Fluorescence images of 10T1/2 cells cultured in (A) non-printed and (B, C) printed hydrogels for 1 and 7 days at different magnifications. Live and dead cells show green and red fluorescence, respectively. Scale bars: (A), (C) 200 μm and (B) 5 mm.

3.3 Switchable construct surface

3D-printed hydrogel constructs can also be used as scaffolds for cell culture[43,44]. Since it is well-known that alginate has no binding site for cell adhesion[45], we made an attempt to switch the surface of a printed construct for cell culture. Taking advantage of the possibility to cross-link various polymers through the same enzymatic reaction, Gel-Ph was selected as a coating material due to its ability to promote cell adhesion and proliferation. The lattice-shaped construct obtained using the selected ink was soaked in a solution containing rhodamine-labeled Gel-Ph (1.0 w/v%, Rho-Gel-Ph) right after printing (). Due to the remaining HRP and glucose, Gel-Ph can be cross-linked with non-cross-linked Ph moieties in the hydrogel.
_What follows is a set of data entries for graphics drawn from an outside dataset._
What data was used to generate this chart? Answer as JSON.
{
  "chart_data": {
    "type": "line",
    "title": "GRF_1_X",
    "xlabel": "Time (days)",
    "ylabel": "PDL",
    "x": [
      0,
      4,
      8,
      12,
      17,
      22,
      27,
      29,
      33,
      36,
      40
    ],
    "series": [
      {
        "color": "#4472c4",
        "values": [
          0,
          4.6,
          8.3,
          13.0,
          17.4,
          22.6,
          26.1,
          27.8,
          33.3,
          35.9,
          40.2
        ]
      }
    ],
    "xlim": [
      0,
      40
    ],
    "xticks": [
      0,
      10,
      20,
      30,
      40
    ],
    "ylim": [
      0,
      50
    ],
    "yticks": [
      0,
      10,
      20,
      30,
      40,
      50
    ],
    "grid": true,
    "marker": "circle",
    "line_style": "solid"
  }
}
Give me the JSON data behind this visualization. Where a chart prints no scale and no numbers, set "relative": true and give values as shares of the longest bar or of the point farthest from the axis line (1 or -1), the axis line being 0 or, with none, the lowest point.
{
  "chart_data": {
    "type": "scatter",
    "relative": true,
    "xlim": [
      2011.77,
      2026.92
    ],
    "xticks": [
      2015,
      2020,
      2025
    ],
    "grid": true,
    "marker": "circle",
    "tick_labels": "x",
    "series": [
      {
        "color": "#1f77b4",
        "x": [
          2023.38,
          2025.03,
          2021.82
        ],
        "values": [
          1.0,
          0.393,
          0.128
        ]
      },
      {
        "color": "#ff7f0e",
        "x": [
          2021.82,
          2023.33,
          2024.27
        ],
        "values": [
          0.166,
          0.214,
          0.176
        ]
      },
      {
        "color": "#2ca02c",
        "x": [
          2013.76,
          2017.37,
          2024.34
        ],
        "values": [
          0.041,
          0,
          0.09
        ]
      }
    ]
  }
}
After 1 day of soaking, the entire surface of the lattice-shaped construct had a strong signal of red fluorescence derived from Rho-Gel-Ph, which indicates the successful coating process (). Subsequently, 10T1/2 cells were seeded on the construct to confirm the switched culture surface. As shown in , the cells adhered to and elongated on the entire surface of the construct. These results demonstrate that it is possible to switch non-cell-adhesive surface of the printed construct to cell-adhesive surface with a simple procedure. Moreover, the ability to modify the surface with desired materials through the proposed method enables to design functionalized 3D construct for individual applications.
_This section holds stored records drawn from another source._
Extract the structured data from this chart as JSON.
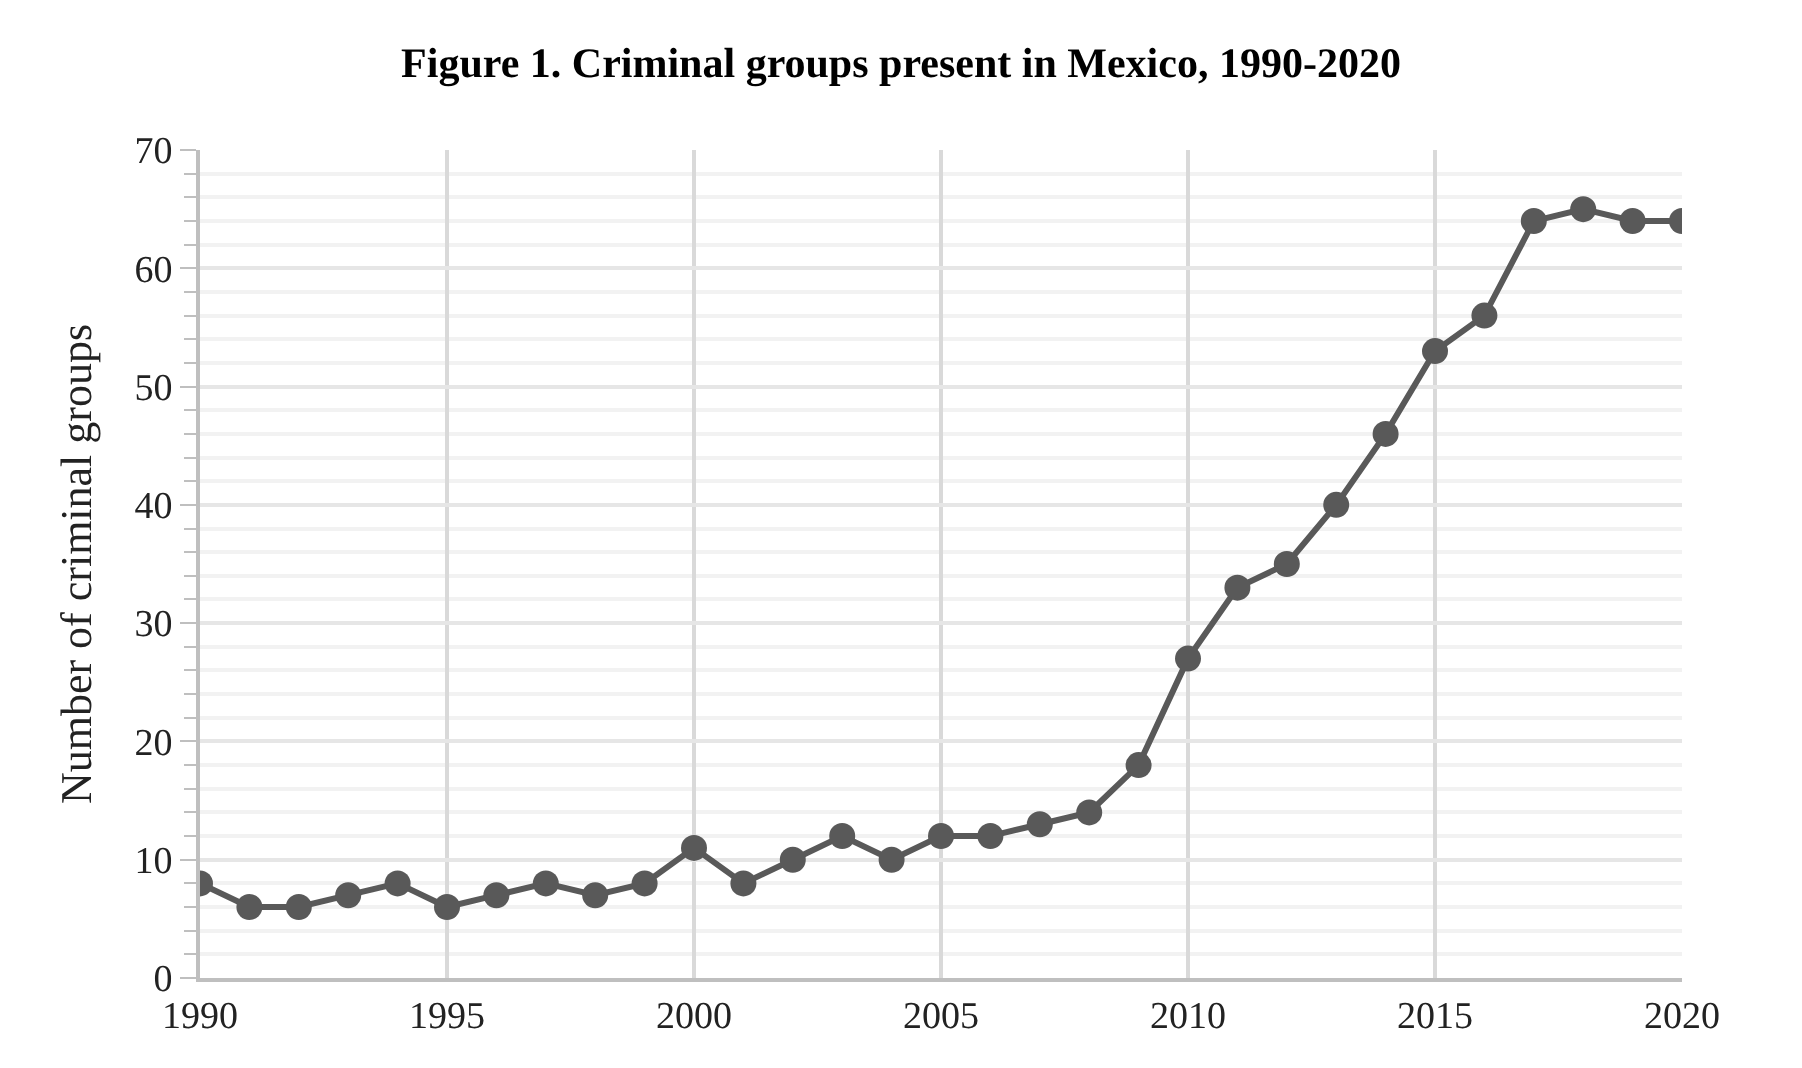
{
  "chart_data": {
    "type": "line",
    "title": "Figure 1. Criminal groups present in Mexico, 1990-2020",
    "ylabel": "Number of criminal groups",
    "x": [
      1990,
      1991,
      1992,
      1993,
      1994,
      1995,
      1996,
      1997,
      1998,
      1999,
      2000,
      2001,
      2002,
      2003,
      2004,
      2005,
      2006,
      2007,
      2008,
      2009,
      2010,
      2011,
      2012,
      2013,
      2014,
      2015,
      2016,
      2017,
      2018,
      2019,
      2020
    ],
    "series": [
      {
        "color": "#595959",
        "values": [
          8,
          6,
          6,
          7,
          8,
          6,
          7,
          8,
          7,
          8,
          11,
          8,
          10,
          12,
          10,
          12,
          12,
          13,
          14,
          18,
          27,
          33,
          35,
          40,
          46,
          53,
          56,
          64,
          65,
          64,
          64
        ]
      }
    ],
    "xlim": [
      1990,
      2020
    ],
    "xticks": [
      1990,
      1995,
      2000,
      2005,
      2010,
      2015,
      2020
    ],
    "ylim": [
      0,
      70
    ],
    "yticks": [
      0,
      10,
      20,
      30,
      40,
      50,
      60,
      70
    ],
    "grid": true,
    "marker": "circle",
    "line_style": "solid"
  }
}
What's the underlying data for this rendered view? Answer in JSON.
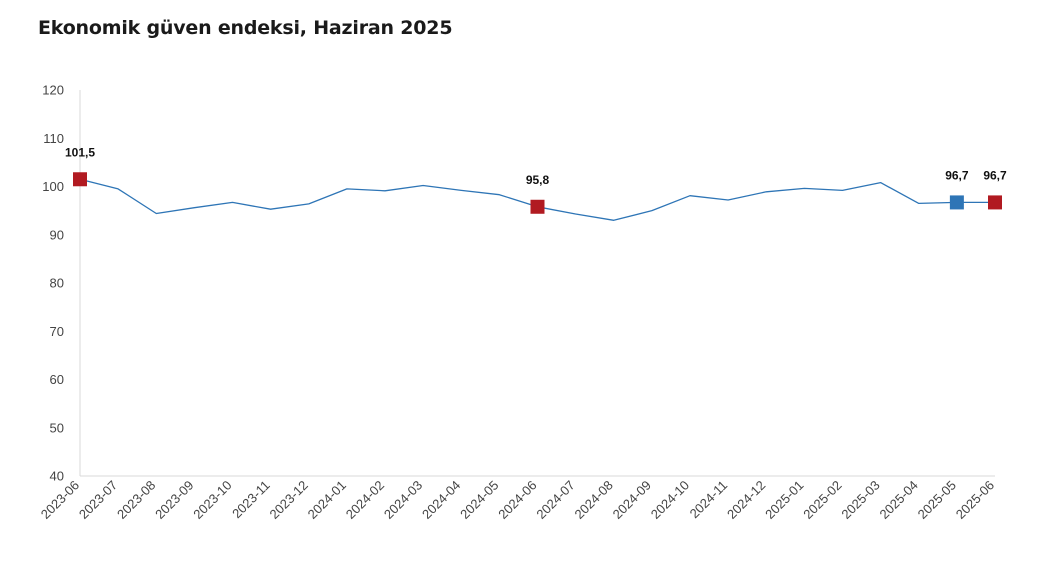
{
  "chart_data": {
    "type": "line",
    "title": "Ekonomik güven endeksi, Haziran 2025",
    "xlabel": "",
    "ylabel": "",
    "ylim": [
      40,
      120
    ],
    "yticks": [
      40,
      50,
      60,
      70,
      80,
      90,
      100,
      110,
      120
    ],
    "grid": false,
    "categories": [
      "2023-06",
      "2023-07",
      "2023-08",
      "2023-09",
      "2023-10",
      "2023-11",
      "2023-12",
      "2024-01",
      "2024-02",
      "2024-03",
      "2024-04",
      "2024-05",
      "2024-06",
      "2024-07",
      "2024-08",
      "2024-09",
      "2024-10",
      "2024-11",
      "2024-12",
      "2025-01",
      "2025-02",
      "2025-03",
      "2025-04",
      "2025-05",
      "2025-06"
    ],
    "series": [
      {
        "values": [
          101.5,
          99.5,
          94.4,
          95.6,
          96.7,
          95.3,
          96.4,
          99.5,
          99.1,
          100.2,
          99.2,
          98.3,
          95.8,
          94.3,
          93.0,
          95.0,
          98.1,
          97.2,
          98.9,
          99.6,
          99.2,
          100.8,
          96.5,
          96.7,
          96.7
        ],
        "color": "#2e75b6"
      }
    ],
    "highlighted_points": [
      {
        "category": "2023-06",
        "value": 101.5,
        "label": "101,5",
        "color": "#b11a21"
      },
      {
        "category": "2024-06",
        "value": 95.8,
        "label": "95,8",
        "color": "#b11a21"
      },
      {
        "category": "2025-05",
        "value": 96.7,
        "label": "96,7",
        "color": "#2e75b6"
      },
      {
        "category": "2025-06",
        "value": 96.7,
        "label": "96,7",
        "color": "#b11a21"
      }
    ]
  }
}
(A) Workflow of switching hydrogel surface after printing and postcross-linking. Fluorescence images of (B) printed lattice-shaped hydrogel after coating and (C) 10T1/2 cells cultured on the hydrogel for 2 days. The image (scale bar: 200 μm) in upper right corner shows the sign of cell elongation. Scale bars: (B) and (C) 5 mm.

4 Conclusions

We demonstrated the feasibility of utilizing glucose-mediated enzymatic hydrogelation for extrusion-based bioprinting. The cross-linking of Alg-Ph and CNF-based bioink through HRP-catalyzed reaction that consumes H2O2 generated by HRP and glucose enabled to print 3D cell-laden construct with good shape fidelity. The cell-laden construct was successfully cultured for 7 days without collapsing. In addition to the potency of printing with living cells, it was also demonstrated that the printed construct can be used as a scaffold for cell culture after coated with Gel-Ph through the same cross-linking method. Overall, the proposed method advances the ability of bioprinting with living cells with a mild and cell compatible cross-linking.